В эти годы за праздничной ясностью сапуновского искусства как будто заколыхалась темная и могучая стихия. Спокойствие художественного созерцания было возмущено и обвеялось тревогой. Глаз художника словно смутно различил что-то за нарядной оболочкой вещей. Сапуновские картины стали звучать особенно остро. Сапунов создал такие вещи, как «Рододендроны», «Вазы с цветами», эскизы декораций к «Мещанину во дворянстве», к «Принцессе Турандот». Изощренность его палитры и его художественная проницательность получили необычайную напряженность.
Сапунов в самом деле шел к какому-то преодолению своего эстетизма. Мы теперь это доподлинно знаем. Это доказывают его последние работы. На посмертной выставке мы увидели неожиданный ряд начатых, так и не доведенных до конца картин. Это была странная сюита «Чаепитий», «Ночных чайных», «Веселых домов», ставших в противоречие ко всему, что было связано с именем «мастера красивых вещей». Произошло вторжение «улицы» – и какой улицы! – в сапуновское искусство. Сквозь цветы и декорации потянуло кабацким чадом. Но когда исчезло первое изумление, в этой необыкновенной серии обнаружилось прямое, неизбежное, логическое завершение сапуновской живописи. В свете опубликованных материалов и воспоминаний о художнике чисто сапуновский характер «Чайных» и «Притонов» стал настолько убедительным, что не для них надо искать объяснений в свойствах предыдущего творчества Сапунова, а скорее наоборот: более плодотворным будет его измерять «Притонами» и «Чайными».

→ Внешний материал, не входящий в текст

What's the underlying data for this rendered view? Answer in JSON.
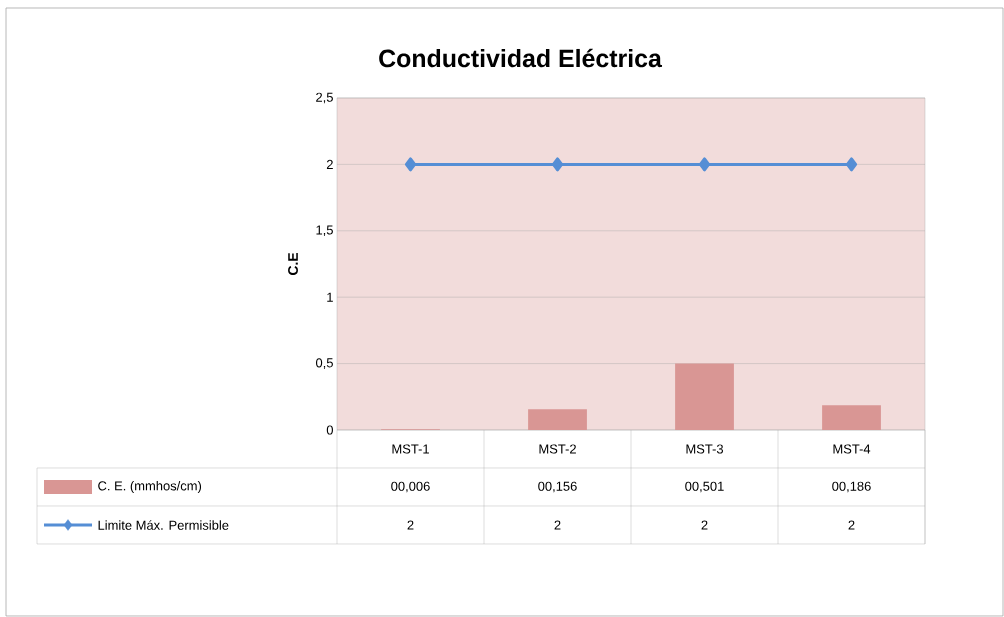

Важно отметить две главные черты в этих незаконченных вещах: они чрезвычайно декоративны, так как в них широко проявилась сапуновская красочная щедрость, и в то же время они насыщены какой-то трагической выразительностью. В них есть очевидная и прямая связь с театрально-декорационными работами Сапунова, но тот блестящий, звонкий и праздничный мир здесь обернулся к нему своей изнанкой. Ядом богемы, разрушительным воздухом притонов и кабаков запахло от сапуновских полотен. Насколько прежде живопись Сапунова избегала каких бы то ни было «вопросов» и «проблем», настолько теперь она стала свидетельствовать о таком надломе жизнеощущения, что нельзя отделаться от впечатления, будто художник, торопливой кистью нанося на картину образы, стонал под тяжестью своих переживаний.